When Britain’s Prime Minister Theresa May stepped out onto Downing Street on April 18 to call a snap election for June 8, no one expected it. Since becoming prime minister in July 2016 after David Cameron’s sudden resignation, she had made clear, on six separate occasions, that she would not call one. It was obvious, she insisted, that Britain’s departure from the European Union required stability, a spell free from the demands and distractions of an election campaign when “the will of the British people” could be fulfilled. [...]
Since taking office 10 months ago, May has forged her name as a fearsome, authoritative leader, adored by the tabloids for taking on the Brexit beacon with glee—“Brexit means Brexit,” she famously declared. She pandered to an older sense of British identity, played up the Margaret Thatcher comparisons, and drove the party to the right, hoovering up UKIP support in the process. These weren’t just tactics: The cheap xenophobia seemed to come naturally. “If you believe you’re a citizen of the world, you’re a citizen of nowhere,” she said to cheers. Nigel Farage and Marine Le Pen accused her of stealing their ideas. But despite her divisive drive to cut immigration and reject any responsibility for refugees, she was still heralded as a “unity” figure who would guide Britain through the roiling waters of EU negotiations. [...]
But then suddenly things began unravelling. And how. It started with what many saw as her first campaign policy: an absurd declaration to bring back fox-hunting, revoking a ban on foxes being devoured by dogs that eight out of 10 Brits were said to support keeping in place. Soon followed a U-turn on an unpopular manifesto pledge, dubbed the “Dementia Tax.” The plan was to make seniors pay means-tested contributions towards their own social care—not entirely unreasonable—but without any cap on how much they might have to spend. May swiftly backtracked on the latter part, vaguely alluding to the fact that a cap would be introduced. The press lapped it up: It was framed as the first time a party had reversed on a manifesto policy before an election. [...]
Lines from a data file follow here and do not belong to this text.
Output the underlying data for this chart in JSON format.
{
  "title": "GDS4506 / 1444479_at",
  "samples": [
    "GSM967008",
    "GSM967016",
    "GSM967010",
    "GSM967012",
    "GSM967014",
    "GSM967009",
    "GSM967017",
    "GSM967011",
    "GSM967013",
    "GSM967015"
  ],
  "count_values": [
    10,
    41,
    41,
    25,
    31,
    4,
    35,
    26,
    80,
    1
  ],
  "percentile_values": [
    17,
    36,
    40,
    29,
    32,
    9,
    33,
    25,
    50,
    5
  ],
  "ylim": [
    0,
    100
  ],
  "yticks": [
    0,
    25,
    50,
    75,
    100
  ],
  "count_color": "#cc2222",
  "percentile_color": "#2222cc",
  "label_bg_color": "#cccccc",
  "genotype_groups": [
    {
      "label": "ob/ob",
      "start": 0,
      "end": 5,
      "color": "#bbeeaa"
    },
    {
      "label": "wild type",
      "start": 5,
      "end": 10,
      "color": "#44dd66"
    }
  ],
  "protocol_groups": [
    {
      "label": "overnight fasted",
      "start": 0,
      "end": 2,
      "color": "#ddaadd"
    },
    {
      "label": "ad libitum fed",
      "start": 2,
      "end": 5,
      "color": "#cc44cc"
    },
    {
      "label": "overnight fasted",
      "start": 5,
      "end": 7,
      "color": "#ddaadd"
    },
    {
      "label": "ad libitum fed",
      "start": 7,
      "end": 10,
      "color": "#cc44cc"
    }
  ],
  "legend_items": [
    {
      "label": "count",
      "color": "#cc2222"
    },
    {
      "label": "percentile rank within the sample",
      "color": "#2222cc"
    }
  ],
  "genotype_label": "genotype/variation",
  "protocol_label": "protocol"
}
The beauty of May’s meaningless aphorisms is that Brexit can then be used to justify virtually anything. After initially avoiding calling an election because of Brexit, and then going ahead and calling an election because of Brexit, May now says she can’t campaign because of, well, Brexit. So when Corbyn challenged her to a televised leadership debate, hardly an unusual demand in a democracy, Theresa May said no, sneering that “he ought to be paying more attention to thinking about Brexit negotiations than appearing on television—that’s what I’m doing.”